Non se avete mai prestato attenzione a come certi fenomeni colpiscano la mente quando li si incontra per la prima volta per poi perdere il proprio impatto emotivo quando gli stessi fenomeni tendono a ripresentarsi con una certa frequenza.

Ricordo che giovanissimo ero appena arrivato a Roma e vidi un uomo per strada, con un moncherino al posto del braccio e una gamba amputata, che chiedeva l’elemosina. Rimasi alcuni minuti a fissarlo, da lontano, incapace di qualsiasi reazione di fronte a quell’immagine. Era insostenibile non solo la sua presenza – il fatto che egli potesse davvero esistere – ma ciò che mi inquietava davvero era che egli potesse alzare lo sguardo su di me e chiedermi qualcosa, qualsiasi cosa. Dovetti cambiare strada quel giorno.

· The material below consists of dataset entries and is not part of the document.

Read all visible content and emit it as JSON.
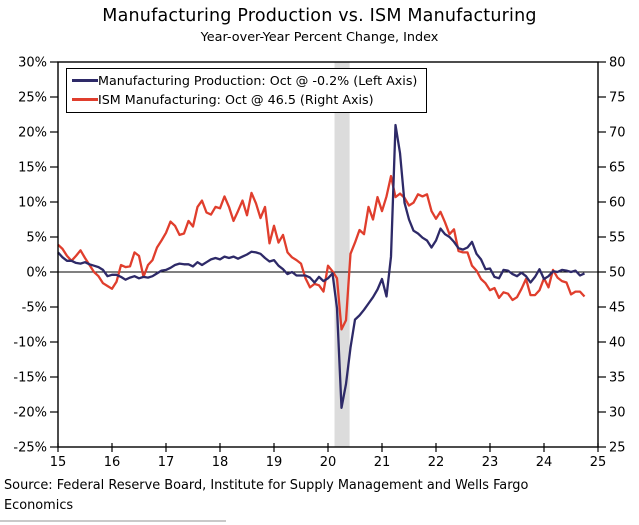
{
  "chart": {
    "title": "Manufacturing Production vs. ISM Manufacturing",
    "subtitle": "Year-over-Year Percent Change, Index",
    "source": "Source: Federal Reserve Board, Institute for Supply Management and Wells Fargo Economics"
  },
  "chart_data": {
    "type": "line",
    "title": "Manufacturing Production vs. ISM Manufacturing",
    "subtitle": "Year-over-Year Percent Change, Index",
    "x_range": [
      2015,
      2025
    ],
    "x_axis": {
      "tick_values": [
        2015,
        2016,
        2017,
        2018,
        2019,
        2020,
        2021,
        2022,
        2023,
        2024,
        2025
      ],
      "tick_labels": [
        "15",
        "16",
        "17",
        "18",
        "19",
        "20",
        "21",
        "22",
        "23",
        "24",
        "25"
      ]
    },
    "left_axis": {
      "lim": [
        -25,
        30
      ],
      "tick_values": [
        30,
        25,
        20,
        15,
        10,
        5,
        0,
        -5,
        -10,
        -15,
        -20,
        -25
      ],
      "tick_labels": [
        "30%",
        "25%",
        "20%",
        "15%",
        "10%",
        "5%",
        "0%",
        "-5%",
        "-10%",
        "-15%",
        "-20%",
        "-25%"
      ]
    },
    "right_axis": {
      "lim": [
        25,
        80
      ],
      "tick_values": [
        80,
        75,
        70,
        65,
        60,
        55,
        50,
        45,
        40,
        35,
        30,
        25
      ],
      "tick_labels": [
        "80",
        "75",
        "70",
        "65",
        "60",
        "55",
        "50",
        "45",
        "40",
        "35",
        "30",
        "25"
      ]
    },
    "zero_line": 0,
    "grid": "off",
    "legend_position": "top-left",
    "recession_band": {
      "from": 2020.12,
      "to": 2020.4,
      "color": "#dcdcdc"
    },
    "frequency": "monthly",
    "start_period": "2015-01",
    "end_period": "2024-10",
    "series": [
      {
        "id": "manufacturing-production",
        "name": "Manufacturing Production",
        "legend_label": "Manufacturing Production: Oct @ -0.2% (Left Axis)",
        "axis": "left",
        "unit": "percent",
        "color": "#2e2a68",
        "latest_label": "Oct @ -0.2%",
        "values": [
          2.8,
          2.1,
          1.6,
          1.6,
          1.3,
          1.2,
          1.4,
          1.1,
          0.9,
          0.7,
          0.3,
          -0.6,
          -0.4,
          -0.4,
          -0.7,
          -1.1,
          -0.8,
          -0.6,
          -0.9,
          -0.7,
          -0.8,
          -0.6,
          -0.2,
          0.2,
          0.3,
          0.6,
          1.0,
          1.2,
          1.1,
          1.1,
          0.8,
          1.4,
          1.0,
          1.4,
          1.8,
          2.0,
          1.8,
          2.2,
          2.0,
          2.2,
          1.9,
          2.2,
          2.5,
          2.9,
          2.8,
          2.6,
          2.0,
          1.5,
          1.7,
          0.9,
          0.4,
          -0.3,
          0.0,
          -0.5,
          -0.5,
          -0.5,
          -0.8,
          -1.5,
          -0.7,
          -1.3,
          -0.9,
          -0.2,
          -5.2,
          -19.4,
          -16.0,
          -10.8,
          -6.8,
          -6.2,
          -5.4,
          -4.5,
          -3.6,
          -2.5,
          -1.0,
          -3.5,
          2.2,
          21.0,
          17.0,
          9.9,
          7.5,
          5.9,
          5.5,
          4.9,
          4.5,
          3.5,
          4.5,
          6.2,
          5.4,
          5.0,
          4.3,
          3.4,
          3.2,
          3.5,
          4.3,
          2.6,
          1.8,
          0.4,
          0.5,
          -0.7,
          -0.9,
          0.3,
          0.2,
          -0.3,
          -0.6,
          -0.1,
          -0.6,
          -1.5,
          -0.7,
          0.4,
          -1.0,
          -0.6,
          0.1,
          0.0,
          0.3,
          0.2,
          0.0,
          0.2,
          -0.5,
          -0.2
        ]
      },
      {
        "id": "ism-manufacturing",
        "name": "ISM Manufacturing",
        "legend_label": "ISM Manufacturing: Oct @ 46.5 (Right Axis)",
        "axis": "right",
        "unit": "index",
        "color": "#e03e2d",
        "latest_label": "Oct @ 46.5",
        "values": [
          53.9,
          53.3,
          52.3,
          51.6,
          52.3,
          53.1,
          52.0,
          51.0,
          50.0,
          49.4,
          48.4,
          48.0,
          47.6,
          48.6,
          51.0,
          50.7,
          50.8,
          52.8,
          52.3,
          49.3,
          51.0,
          51.7,
          53.5,
          54.5,
          55.6,
          57.2,
          56.6,
          55.3,
          55.5,
          57.3,
          56.5,
          59.3,
          60.2,
          58.5,
          58.2,
          59.3,
          59.1,
          60.8,
          59.3,
          57.3,
          58.7,
          60.2,
          58.1,
          61.3,
          59.8,
          57.7,
          59.3,
          54.1,
          56.6,
          54.2,
          55.3,
          52.8,
          52.1,
          51.7,
          51.2,
          49.1,
          47.8,
          48.3,
          48.1,
          47.2,
          50.9,
          50.1,
          49.1,
          41.8,
          43.1,
          52.6,
          54.2,
          56.0,
          55.4,
          59.3,
          57.5,
          60.7,
          58.7,
          60.8,
          63.7,
          60.7,
          61.2,
          60.6,
          59.5,
          59.9,
          61.1,
          60.8,
          61.1,
          58.7,
          57.6,
          58.6,
          57.1,
          55.4,
          56.1,
          53.0,
          52.8,
          52.8,
          50.9,
          50.2,
          49.0,
          48.4,
          47.4,
          47.7,
          46.3,
          47.1,
          46.9,
          46.0,
          46.4,
          47.6,
          49.0,
          46.7,
          46.7,
          47.4,
          49.1,
          47.8,
          50.3,
          49.2,
          48.7,
          48.5,
          46.8,
          47.2,
          47.2,
          46.5
        ]
      }
    ]
  }
}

Successivamente l’ho incontrato di nuovo, quell’uomo, e poi ancora. Oggi, quando le nostre strade si incrociano, non cambio più strada. Piuttosto lo guardo nella sua interezza e poi nei suoi pezzi (il moncherino, la gamba mancante), pensando soltanto a quanto sia multiforme e strana la vita degli esseri umani su questa terra.

L’immunizzazione dalle immagini dolorose del passato – o anche del presente – è una reazione naturale della nostra mente, utile a difenderci da una continua ricaduta in traumi che non ci permetterebbero di vivere. Tuttavia il confine tra una “visione senza sguardo” e una utile difesa da uno sguardo troppo traumatico è davvero sottile. È facile diventare indifferenti a tutto, incapaci di empatizzare, di indignarci e di reagire. D’altronde in una società di massa e mediatizzata come la nostra, tale problema si presenta in termini cubitali. La posta in gioco è l’etica singolare e collettiva di un popolo, la sua stessa esistenza nel mondo. Se diventiamo incapaci di ascoltare e di guardare perché ipertrofizzati da un immaginario che ci assorbe completamente nei suoi gangli, cosa diventeremo?


Glosse sulle macerie del contemporaneo italiano

Al tempo dello scandalo di Palazzo Grazioli, dell’ affaire D’Addario e di Noemi Letizia ci fu un vero sussulto in Italia nella pubblica opinione, specialmente femminile, che si mosse per reagire alle immagini di violenza mediatica e politica che si stavano solidificando nell’immaginario culturale italiano. Ci fu un onesto e trasversale disgusto che attraversò una parte della nostra società. Uno dei migliori risultati che l’offensiva femminile riuscì ad attestare allora fu il documentario-saggio, Il corpo delle donne, di Lorella Zanardo e Marco Malfi Chindemi. Poco tempo dopo uscì nelle sale il film di Erik Gandini Videocracy che rappresentò il controcampo ideale del lavoro della Zanardo, nonché un amplificatore dei suoi contenuti.

Da un punto di vista estetico entrambi i lavori sembravano la giustapposizione di differenti puntate di Blob – e questo, detto per inciso – dovrebbe far riflettere su cosa significa rappresentare la ‘realtà’ in un società mediatizzata come la nostra.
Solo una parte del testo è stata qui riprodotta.